There is more development along the 60-mile coastal stretch to Barranquilla, Colombia’s other big port. Donald Trump has reportedly acquired land to build a golf resort and Chew recently paid 228m pesos for a spacious modern beach condominium nearby.

But wealthy Colombians and in-the-know foreigners, particularly from Europe, have focused most of their attention on Cartagena’s city centre.

Next door to Casa La Fe is another house that has been gutted for renovation. Guy Davies, a financial consultant from London whose wife is Colombian, bought the dilapidated six-bedroom property last year and plans to use it as a family holiday retreat before retiring there.

"When I told my friends I was buying a home in Cartagena they thought I was mad because of Colombia’s notorious reputation" for crime and drug-trafficking, Davies says. But, like many city residents, he thinks security has improved during Alvaro Uribe’s presidency, especially in urban areas and along the country’s motorways. Some dimly lit alleys in Cartagena can feel slightly unwelcoming at night but most streets feel safe. "Within the walls, it is a well guarded city," he adds, "with tourist police in the main squares and friendly residents."

Beyond the inner ramparts and across one of the busy main roads encircling the walls lies a public park where iguanas share benches with office workers taking a lunchtime nap. A little further away lies the up-and-coming neighbourhood of Getseman?. It’s less developed and poorer in comparison with the main historic centre but its colonial one­storey buildings are also quickly being bought up and renovated.

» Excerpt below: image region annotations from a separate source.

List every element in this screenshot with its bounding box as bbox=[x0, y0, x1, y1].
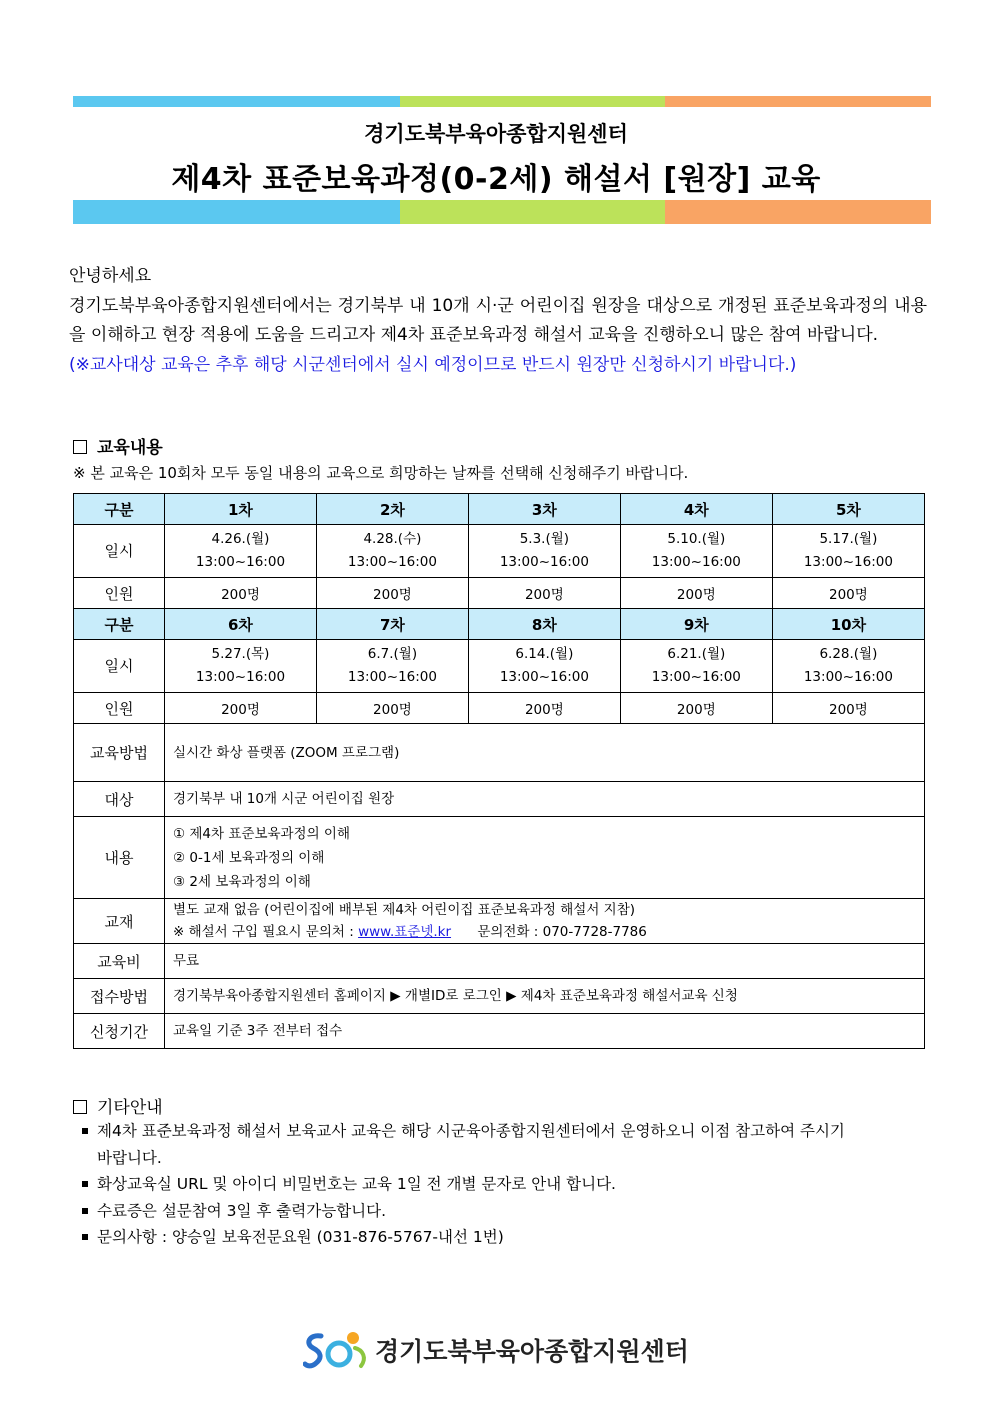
list-item: 수료증은 설문참여 3일 후 출력가능합니다. bbox=[80, 1198, 880, 1225]
standard-net-link[interactable]: www.표준넷.kr bbox=[358, 924, 452, 940]
table-row bbox=[74, 782, 925, 817]
bar-segment-orange bbox=[665, 200, 931, 224]
section-heading-label: 교육내용 bbox=[97, 438, 163, 458]
etc-list bbox=[80, 1118, 880, 1251]
bar-segment-orange bbox=[665, 96, 931, 107]
greeting: 안녕하세요 bbox=[69, 266, 152, 286]
edu-note: ※ 본 교육은 10회차 모두 동일 내용의 교육으로 희망하는 날짜를 선택해 신청해주기 바랍니다. bbox=[73, 464, 689, 482]
fee-label: 교육비 bbox=[74, 944, 165, 979]
date-cell: 6.14.(월) 13:00~16:00 bbox=[468, 640, 620, 693]
list-item: 화상교육실 URL 및 아이디 비밀번호는 교육 1일 전 개별 문자로 안내 합니다. bbox=[80, 1171, 880, 1198]
label-count: 인원 bbox=[74, 693, 165, 724]
table-row bbox=[74, 640, 925, 693]
bar-segment-blue bbox=[73, 96, 400, 107]
content-item: ① 제4차 표준보육과정의 이해 bbox=[173, 825, 351, 842]
label-count: 인원 bbox=[74, 578, 165, 609]
date-cell: 4.28.(수) 13:00~16:00 bbox=[316, 525, 468, 578]
table-row bbox=[74, 578, 925, 609]
content-item: ③ 2세 보육과정의 이해 bbox=[173, 873, 311, 890]
round-cell: 6차 bbox=[165, 609, 317, 640]
section-heading-label: 기타안내 bbox=[97, 1098, 163, 1118]
table-row bbox=[74, 494, 925, 525]
footer-org-name: 경기도북부육아종합지원센터 bbox=[375, 1337, 689, 1366]
label-date: 일시 bbox=[74, 525, 165, 578]
count-cell: 200명 bbox=[165, 693, 317, 724]
round-cell: 5차 bbox=[772, 494, 924, 525]
period-value: 교육일 기준 3주 전부터 접수 bbox=[165, 1014, 925, 1049]
date-cell: 5.10.(월) 13:00~16:00 bbox=[620, 525, 772, 578]
target-label: 대상 bbox=[74, 782, 165, 817]
content-item: ② 0-1세 보육과정의 이해 bbox=[173, 849, 325, 866]
round-cell: 10차 bbox=[772, 609, 924, 640]
count-cell: 200명 bbox=[620, 693, 772, 724]
bar-segment-green bbox=[400, 96, 665, 107]
checkbox-square-icon bbox=[73, 440, 87, 454]
intro-body: 경기도북부육아종합지원센터에서는 경기북부 내 10개 시·군 어린이집 원장을 대상으로 개정된 표준보육과정의 내용을 이해하고 현장 적용에 도움을 드리고자 제4차 표준보육과정 해설서 교육을 진행하오니 많은 참여 바랍니다. bbox=[69, 295, 927, 345]
count-cell: 200명 bbox=[316, 693, 468, 724]
table-row bbox=[74, 724, 925, 782]
label-date: 일시 bbox=[74, 640, 165, 693]
round-cell: 3차 bbox=[468, 494, 620, 525]
table-row bbox=[74, 899, 925, 944]
round-cell: 4차 bbox=[620, 494, 772, 525]
table-row bbox=[74, 979, 925, 1014]
count-cell: 200명 bbox=[468, 693, 620, 724]
list-item: 제4차 표준보육과정 해설서 보육교사 교육은 해당 시군육아종합지원센터에서 운영하오니 이점 참고하여 주시기 바랍니다. bbox=[80, 1118, 857, 1171]
content-label: 내용 bbox=[74, 817, 165, 899]
intro-section bbox=[69, 262, 927, 380]
label-round: 구분 bbox=[74, 609, 165, 640]
material-line1: 별도 교재 없음 (어린이집에 배부된 제4차 어린이집 표준보육과정 해설서 지참) bbox=[173, 902, 636, 918]
count-cell: 200명 bbox=[772, 578, 924, 609]
apply-value: 경기북부육아종합지원센터 홈페이지 ▶ 개별ID로 로그인 ▶ 제4차 표준보육과정 해설서교육 신청 bbox=[165, 979, 925, 1014]
footer-logo bbox=[303, 1328, 689, 1372]
count-cell: 200명 bbox=[620, 578, 772, 609]
bar-segment-green bbox=[400, 200, 665, 224]
table-row bbox=[74, 693, 925, 724]
round-cell: 2차 bbox=[316, 494, 468, 525]
round-cell: 8차 bbox=[468, 609, 620, 640]
material-prefix: ※ 해설서 구입 필요시 문의처 : bbox=[173, 924, 359, 940]
checkbox-square-icon bbox=[73, 1100, 87, 1114]
date-cell: 4.26.(월) 13:00~16:00 bbox=[165, 525, 317, 578]
section-heading-edu bbox=[73, 433, 163, 458]
target-value: 경기북부 내 10개 시군 어린이집 원장 bbox=[165, 782, 925, 817]
schedule-table bbox=[73, 493, 925, 1049]
round-cell: 1차 bbox=[165, 494, 317, 525]
round-cell: 9차 bbox=[620, 609, 772, 640]
table-row bbox=[74, 817, 925, 899]
org-title: 경기도북부육아종합지원센터 bbox=[364, 122, 628, 146]
material-label: 교재 bbox=[74, 899, 165, 944]
count-cell: 200명 bbox=[165, 578, 317, 609]
table-row bbox=[74, 1014, 925, 1049]
period-label: 신청기간 bbox=[74, 1014, 165, 1049]
teacher-notice: (※교사대상 교육은 추후 해당 시군센터에서 실시 예정이므로 반드시 원장만 신청하시기 바랍니다.) bbox=[69, 354, 797, 375]
table-row bbox=[74, 525, 925, 578]
count-cell: 200명 bbox=[468, 578, 620, 609]
table-row bbox=[74, 944, 925, 979]
label-round: 구분 bbox=[74, 494, 165, 525]
round-cell: 7차 bbox=[316, 609, 468, 640]
content-value bbox=[165, 817, 925, 899]
date-cell: 6.7.(월) 13:00~16:00 bbox=[316, 640, 468, 693]
method-value: 실시간 화상 플랫폼 (ZOOM 프로그램) bbox=[165, 724, 925, 782]
date-cell: 6.21.(월) 13:00~16:00 bbox=[620, 640, 772, 693]
apply-label: 접수방법 bbox=[74, 979, 165, 1014]
material-phone: 문의전화 : 070-7728-7786 bbox=[477, 924, 647, 940]
count-cell: 200명 bbox=[316, 578, 468, 609]
method-label: 교육방법 bbox=[74, 724, 165, 782]
material-value bbox=[165, 899, 925, 944]
bar-segment-blue bbox=[73, 200, 400, 224]
date-cell: 5.27.(목) 13:00~16:00 bbox=[165, 640, 317, 693]
bottom-color-bar bbox=[73, 200, 931, 224]
list-item: 문의사항 : 양승일 보육전문요원 (031-876-5767-내선 1번) bbox=[80, 1224, 880, 1251]
section-heading-etc bbox=[73, 1093, 163, 1118]
material-line2 bbox=[173, 921, 924, 943]
table-row bbox=[74, 609, 925, 640]
center-logo-icon bbox=[303, 1328, 371, 1372]
date-cell: 5.17.(월) 13:00~16:00 bbox=[772, 525, 924, 578]
fee-value: 무료 bbox=[165, 944, 925, 979]
date-cell: 5.3.(월) 13:00~16:00 bbox=[468, 525, 620, 578]
page-title: 제4차 표준보육과정(0-2세) 해설서 [원장] 교육 bbox=[171, 162, 821, 197]
top-color-bar bbox=[73, 96, 931, 107]
count-cell: 200명 bbox=[772, 693, 924, 724]
date-cell: 6.28.(월) 13:00~16:00 bbox=[772, 640, 924, 693]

Michele Grirnot’s story about moving to Getseman? is similar to Chew’s. The Frenchman had been looking for a place by the sea where he could live and work, and when he docked his yacht in Cartagena’s port he was hooked almost instantaneously.

"Cartagena is not a walking museum but a residential town where everyday life goes on as it has been for centuries," he explains. Getseman?, in particular, retains a sense of authenticity rarely found in popular tourist spots. Schoolchildren play football in the lanes while locals sit on rocking chairs on porches.

In 2003, Grirnot bought "almost a ruin with no roof", which he then spent five months converting into a 10-room bed and breakfast with a swimming pool, palm trees and chattering parrots. He lives in a bedroom in the corner of the house reached by a spiral staircase.

Foreigners often face a few problems buying property in Cartagena. Chew, for example, couldn’t transfer money from a British bank account to a Colombian one because of rules designed to prevent money laundering, so he had to open a local bank account, which is only possible with a tricky-to-obtain Colombian identity card.

"There was a lot of bureaucracy involved and time spent proving that the money I was bringing in was clean. [And] I was afraid that during the time it took to clear the transfer I would be gazumped," he recalls.

As a Unesco World Heritage site, Cartagena also has stringent building regulations, mainly to preserve original facades, doors, windows and balconies. Owners who want to make extensive changes to a property must first obtain a demolition permit, which means submitting detailed architectural plans of the property to a local planning committee that meets only once every three months or so. Architects can also be hard to find. "The quality of work is good but it’s difficult to find someone who you can really trust," Grirnot explains.

Still, Cartagena’s newest residents seem more than content. Looking out from Casa La Fe as the Caribbean sun sets and local restaurateurs set up tables for a busy night ahead, Chew smiles. "I’m lucky to be living here," he says. "It’s probably the most beautiful city in South America."